Context-aware Attentional Pooling (CAP) for Fine-grained Visual Classification

Authors: Ardhendu Behera, Zachary Wharton, Pradeep R P G Hewage, Asish Bera929-937

AAAI 2021 | Venue PDF | Archive PDF | Plain Text | LLM Run Details

Reproducibility Variable Result LLM Response
Research Type Experimental We evaluate our approach using six state-of-the-art (Sot A) backbone networks and eight benchmark datasets.

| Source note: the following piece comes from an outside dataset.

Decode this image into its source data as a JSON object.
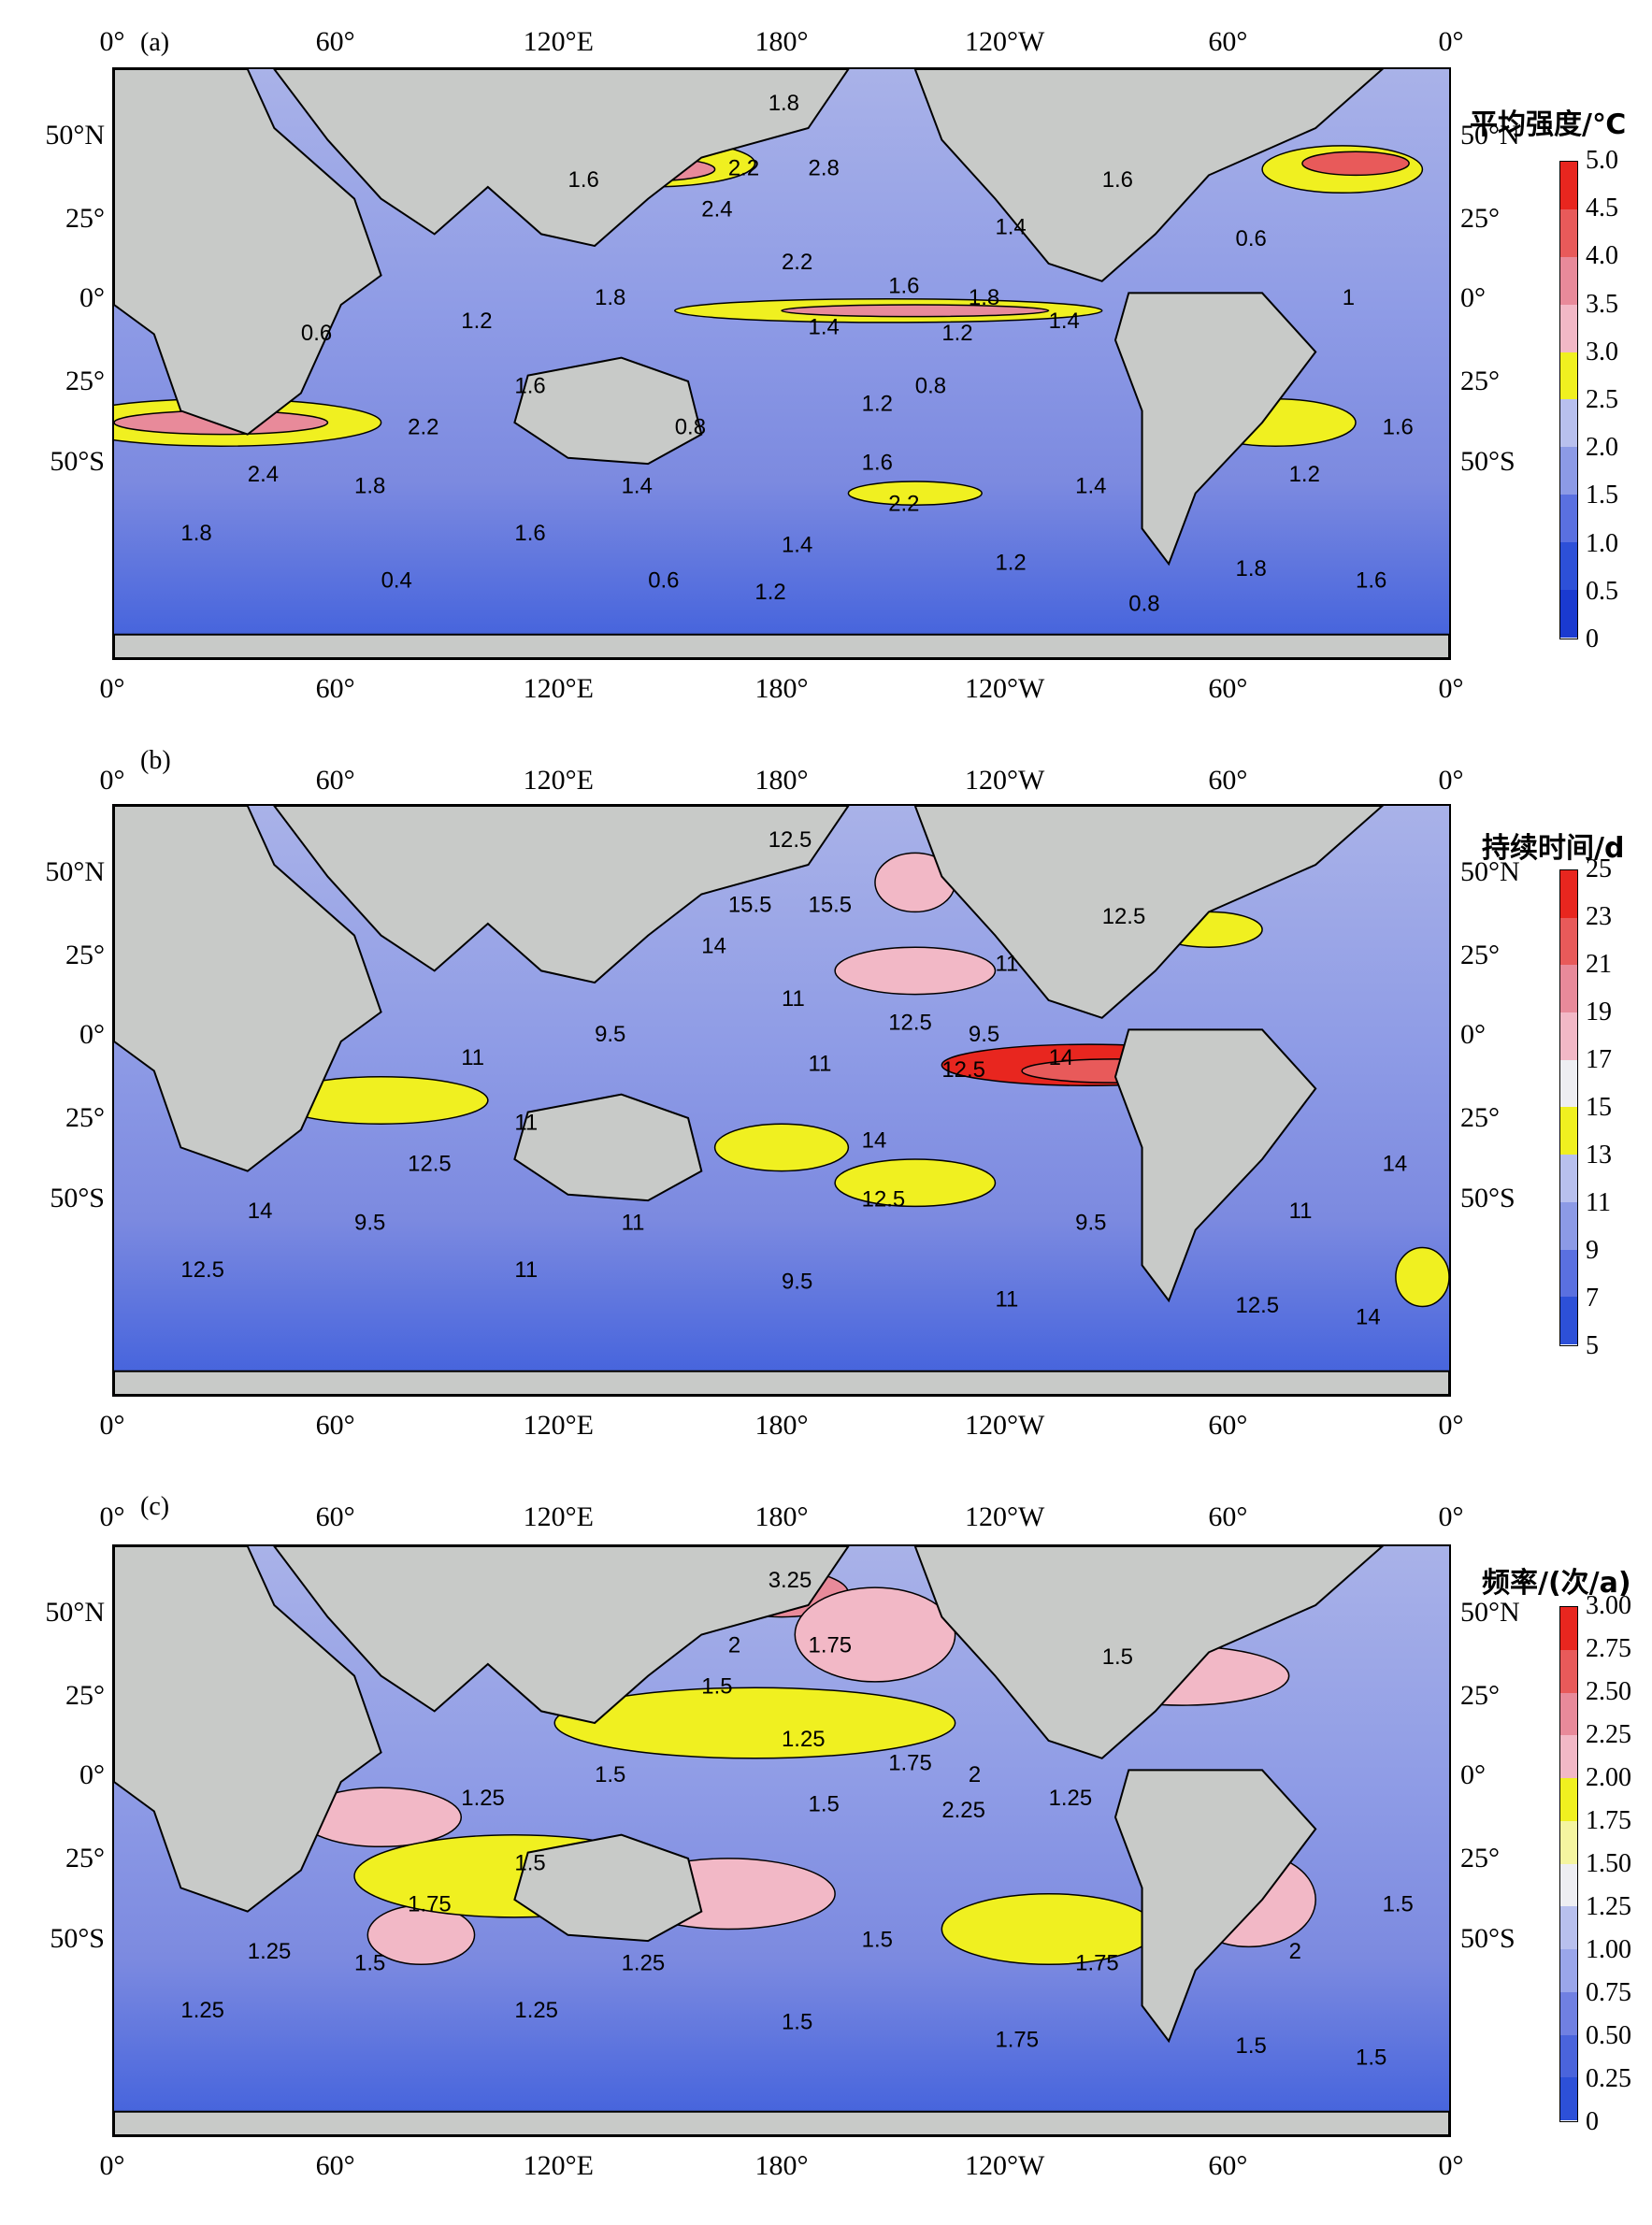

Our method significantly outperforms the Sot A approaches on six datasets and is very competitive with the remaining two.
Researcher Affiliation Academia Ardhendu Behera, Zachary Wharton, Pradeep R P G Hewage and Asish Bera Department of Computer Science, Edge Hill University St Helen Road, Lancashire United Kingdom, L39 4QP EMAIL, EMAIL, EMAIL, EMAIL
Pseudocode No The paper describes the approach in text and figures, but does not include explicit pseudocode or algorithm blocks.
Open Source Code Yes Code is available at https://ardhendubehera.github.io/cap/.
Open Datasets Yes We comprehensively evaluate our model on widely used eight benchmark FGVC datasets: Aircraft (Maji et al. 2013), Food-101 (Bossard, Guillaumin, and Gool 2014), Stanford Cars (Krause et al. 2013), Stanford Dogs (Khosla et al. 2011), Caltech Birds (CUB-200) (Wah et al. 2011), Oxford Flower (Nilsback and Zisserman 2008), Oxford-IIIT Pets (Parkhi et al. 2012), and NABirds (Van Horn et al. 2015).
Dataset Splits Yes Statistics of datasets and their train/test splits are shown in Table 1. We use the top-1 accuracy (%) for evaluation. Experimental settings: In all our experiments, we resize images to size 256 × 256, apply data augmentation techniques of random rotation (±15 degrees), random scaling (1 ± 0.15) and then random cropping to select the final size of 224 × 224 from 256 × 256.
Hardware Specification Yes The model is trained for 150 epochs using an NVIDIA Titan V GPU (12 GB).
Software Dependencies No We use Keras+Tensorflow to implement our algorithm. The paper does not specify version numbers for these software dependencies.
Experiment Setup Yes In all our experiments, we resize images to size 256 × 256, apply data augmentation techniques of random rotation (±15 degrees), random scaling (1 ± 0.15) and then random cropping to select the final size of 224 × 224 from 256 × 256. We set the cluster size to 32 in our learnable pooling approach. We apply Stochastic Gradient Descent (SGD) optimizer to optimize the categorical cross-entropy loss function. The SGD is initialized with a momentum of 0.99, and an initial learning rate 1e-4, which is multiplied by 0.1 after every 50 epochs. The model is trained for 150 epochs using an NVIDIA Titan V GPU (12 GB).